Building 3 was also accessible and controlled by the management of Davis Mini Storage. Management could have allowed unlimited access to the building to conduct maintenance or repairs, such as on the HVAC unit and light fixtures. Management also could have allowed access for pest control services or for prospective tenants to tour the facilities. Management had control over who had permission to be in Building 3, and they chose to give permission to the officers to search the common area. Management also had an interest in keeping its facilities free from the presence and smell of marijuana. In fact, in his rental agreement, Fisher agreed that he would not store any illegal goods in the unit and that he would not use the unit for any unlawful purpose.

In sum, Fisher leased a storage unit without a ceiling in a commercial facility that was accessible not only by management but also by many others. Additionally, Building 3 was controlled by management, which was entitled to allow anyone it desired to have access to the building, to search the building’s common area, and to use the facility’s ladder. Based on these factors, Fisher did not have a reasonable expectation of privacy in the contents of the ceilingless unit as seen from a ladder. Thus, the officers’ use of a ladder to look into the unit leased by Fisher was not a search under the reasonable expectation of privacy test.

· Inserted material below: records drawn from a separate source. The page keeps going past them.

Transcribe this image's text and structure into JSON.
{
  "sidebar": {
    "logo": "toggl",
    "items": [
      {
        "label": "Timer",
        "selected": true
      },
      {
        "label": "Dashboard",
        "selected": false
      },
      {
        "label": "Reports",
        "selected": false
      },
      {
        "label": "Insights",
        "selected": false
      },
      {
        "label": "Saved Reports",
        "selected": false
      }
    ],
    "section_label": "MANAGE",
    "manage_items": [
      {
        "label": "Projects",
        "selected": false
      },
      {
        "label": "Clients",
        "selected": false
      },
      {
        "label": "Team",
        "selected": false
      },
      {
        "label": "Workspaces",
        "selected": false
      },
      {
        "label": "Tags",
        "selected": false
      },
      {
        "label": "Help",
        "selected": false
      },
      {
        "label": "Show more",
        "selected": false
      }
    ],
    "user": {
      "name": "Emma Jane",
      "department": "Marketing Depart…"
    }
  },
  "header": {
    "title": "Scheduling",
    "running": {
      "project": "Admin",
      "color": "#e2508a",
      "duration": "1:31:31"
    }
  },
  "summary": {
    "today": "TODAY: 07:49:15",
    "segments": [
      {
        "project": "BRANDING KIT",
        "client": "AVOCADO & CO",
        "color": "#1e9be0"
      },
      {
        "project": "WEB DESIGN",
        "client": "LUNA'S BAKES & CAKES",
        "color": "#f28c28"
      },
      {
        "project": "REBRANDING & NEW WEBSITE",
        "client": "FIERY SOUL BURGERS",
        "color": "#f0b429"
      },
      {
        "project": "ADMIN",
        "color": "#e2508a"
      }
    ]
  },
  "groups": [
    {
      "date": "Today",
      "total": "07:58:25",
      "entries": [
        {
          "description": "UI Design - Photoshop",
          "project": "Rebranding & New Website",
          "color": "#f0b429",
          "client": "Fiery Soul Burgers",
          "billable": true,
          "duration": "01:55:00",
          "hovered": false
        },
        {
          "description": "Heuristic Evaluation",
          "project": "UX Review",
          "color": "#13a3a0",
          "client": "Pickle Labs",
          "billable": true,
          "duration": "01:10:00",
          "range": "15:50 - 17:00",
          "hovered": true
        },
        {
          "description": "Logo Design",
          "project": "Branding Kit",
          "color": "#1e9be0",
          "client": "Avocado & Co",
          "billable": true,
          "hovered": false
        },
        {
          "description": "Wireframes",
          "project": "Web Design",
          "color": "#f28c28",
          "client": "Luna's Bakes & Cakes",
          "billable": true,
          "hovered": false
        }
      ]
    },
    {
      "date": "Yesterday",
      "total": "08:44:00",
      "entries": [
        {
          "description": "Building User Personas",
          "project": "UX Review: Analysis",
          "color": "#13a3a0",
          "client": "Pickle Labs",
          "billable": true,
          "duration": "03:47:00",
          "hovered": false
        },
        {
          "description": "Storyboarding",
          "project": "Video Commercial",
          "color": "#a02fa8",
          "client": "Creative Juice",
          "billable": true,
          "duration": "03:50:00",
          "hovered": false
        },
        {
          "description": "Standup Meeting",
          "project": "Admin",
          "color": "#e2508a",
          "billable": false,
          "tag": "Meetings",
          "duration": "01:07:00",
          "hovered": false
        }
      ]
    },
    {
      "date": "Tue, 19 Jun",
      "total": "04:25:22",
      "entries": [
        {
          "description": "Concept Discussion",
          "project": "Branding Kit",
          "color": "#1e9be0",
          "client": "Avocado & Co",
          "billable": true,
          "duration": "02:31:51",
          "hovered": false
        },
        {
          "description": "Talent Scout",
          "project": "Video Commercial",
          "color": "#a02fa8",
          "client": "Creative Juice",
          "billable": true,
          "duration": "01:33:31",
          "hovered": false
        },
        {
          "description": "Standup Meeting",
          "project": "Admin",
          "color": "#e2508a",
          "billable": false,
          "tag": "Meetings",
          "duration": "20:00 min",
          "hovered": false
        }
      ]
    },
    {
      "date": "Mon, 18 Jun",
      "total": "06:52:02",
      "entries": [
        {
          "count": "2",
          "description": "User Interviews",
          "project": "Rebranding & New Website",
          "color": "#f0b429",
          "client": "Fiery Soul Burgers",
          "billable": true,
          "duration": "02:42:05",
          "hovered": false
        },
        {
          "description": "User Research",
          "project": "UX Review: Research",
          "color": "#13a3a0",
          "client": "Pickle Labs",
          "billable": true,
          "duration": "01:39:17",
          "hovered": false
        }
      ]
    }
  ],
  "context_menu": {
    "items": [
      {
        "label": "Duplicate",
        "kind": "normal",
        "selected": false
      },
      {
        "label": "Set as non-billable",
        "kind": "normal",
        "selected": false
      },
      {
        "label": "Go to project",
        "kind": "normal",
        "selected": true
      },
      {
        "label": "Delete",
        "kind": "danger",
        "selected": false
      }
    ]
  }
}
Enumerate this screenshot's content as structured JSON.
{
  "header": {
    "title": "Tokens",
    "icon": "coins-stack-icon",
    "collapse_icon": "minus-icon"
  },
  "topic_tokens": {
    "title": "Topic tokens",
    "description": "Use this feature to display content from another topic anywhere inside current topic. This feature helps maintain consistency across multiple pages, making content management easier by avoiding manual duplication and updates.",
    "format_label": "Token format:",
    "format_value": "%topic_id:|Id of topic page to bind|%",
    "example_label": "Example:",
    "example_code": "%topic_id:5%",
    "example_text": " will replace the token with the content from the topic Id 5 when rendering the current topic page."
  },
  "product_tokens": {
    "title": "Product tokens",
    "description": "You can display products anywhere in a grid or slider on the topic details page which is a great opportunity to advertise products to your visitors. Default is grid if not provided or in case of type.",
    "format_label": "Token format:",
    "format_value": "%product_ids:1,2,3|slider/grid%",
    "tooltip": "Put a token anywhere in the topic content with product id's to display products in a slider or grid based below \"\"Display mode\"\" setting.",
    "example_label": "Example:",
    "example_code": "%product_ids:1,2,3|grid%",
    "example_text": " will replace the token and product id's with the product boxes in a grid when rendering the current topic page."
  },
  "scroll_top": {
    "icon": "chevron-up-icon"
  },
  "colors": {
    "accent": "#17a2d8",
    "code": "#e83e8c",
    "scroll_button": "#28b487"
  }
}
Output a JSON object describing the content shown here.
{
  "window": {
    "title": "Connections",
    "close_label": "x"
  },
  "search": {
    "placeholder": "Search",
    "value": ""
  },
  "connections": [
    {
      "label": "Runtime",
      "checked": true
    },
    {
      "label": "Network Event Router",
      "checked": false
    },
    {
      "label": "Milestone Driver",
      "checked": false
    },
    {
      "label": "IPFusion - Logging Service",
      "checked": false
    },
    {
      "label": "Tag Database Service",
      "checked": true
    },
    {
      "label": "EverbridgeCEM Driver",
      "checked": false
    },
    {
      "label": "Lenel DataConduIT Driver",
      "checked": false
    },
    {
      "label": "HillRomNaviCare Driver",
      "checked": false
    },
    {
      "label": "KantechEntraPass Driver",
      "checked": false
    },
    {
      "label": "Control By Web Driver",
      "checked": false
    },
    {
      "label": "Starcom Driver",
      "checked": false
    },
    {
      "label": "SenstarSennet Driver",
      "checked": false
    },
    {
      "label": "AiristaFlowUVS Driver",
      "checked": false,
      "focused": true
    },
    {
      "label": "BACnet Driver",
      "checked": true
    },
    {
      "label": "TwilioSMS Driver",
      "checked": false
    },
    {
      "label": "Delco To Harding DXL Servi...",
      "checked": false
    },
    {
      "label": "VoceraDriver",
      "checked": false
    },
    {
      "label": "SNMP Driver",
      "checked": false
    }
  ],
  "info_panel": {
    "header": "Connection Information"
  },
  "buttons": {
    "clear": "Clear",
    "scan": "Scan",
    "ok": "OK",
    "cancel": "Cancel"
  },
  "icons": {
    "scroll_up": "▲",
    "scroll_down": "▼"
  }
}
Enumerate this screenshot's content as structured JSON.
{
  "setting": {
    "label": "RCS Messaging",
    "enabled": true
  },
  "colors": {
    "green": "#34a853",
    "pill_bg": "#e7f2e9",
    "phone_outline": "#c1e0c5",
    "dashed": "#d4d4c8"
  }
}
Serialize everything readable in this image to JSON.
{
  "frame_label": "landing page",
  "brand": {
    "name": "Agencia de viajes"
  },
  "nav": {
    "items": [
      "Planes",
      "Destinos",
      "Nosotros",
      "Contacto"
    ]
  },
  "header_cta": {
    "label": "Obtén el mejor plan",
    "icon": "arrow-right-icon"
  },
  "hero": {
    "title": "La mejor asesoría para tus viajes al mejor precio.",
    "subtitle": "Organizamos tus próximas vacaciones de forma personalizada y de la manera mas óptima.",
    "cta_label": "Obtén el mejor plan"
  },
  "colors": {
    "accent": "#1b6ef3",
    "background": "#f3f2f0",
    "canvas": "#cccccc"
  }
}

When the officers climbed a ladder and looked into Fisher’s storage unit, they did not conduct a search under the Fourth Amendment of the United States Constitution or article 3, section 23, of the Mississippi Constitution. The officers were positioned in a common area with the permission of the building owner when they saw the bundles in the unit. Fisher likewise did not have a subjective or reasonable expectation of privacy in objects that were visible to the officers from the ladder. Because no search occurred, there was no violation of Fisher’s rights under either the Fourth Amendment or article 3, section 23.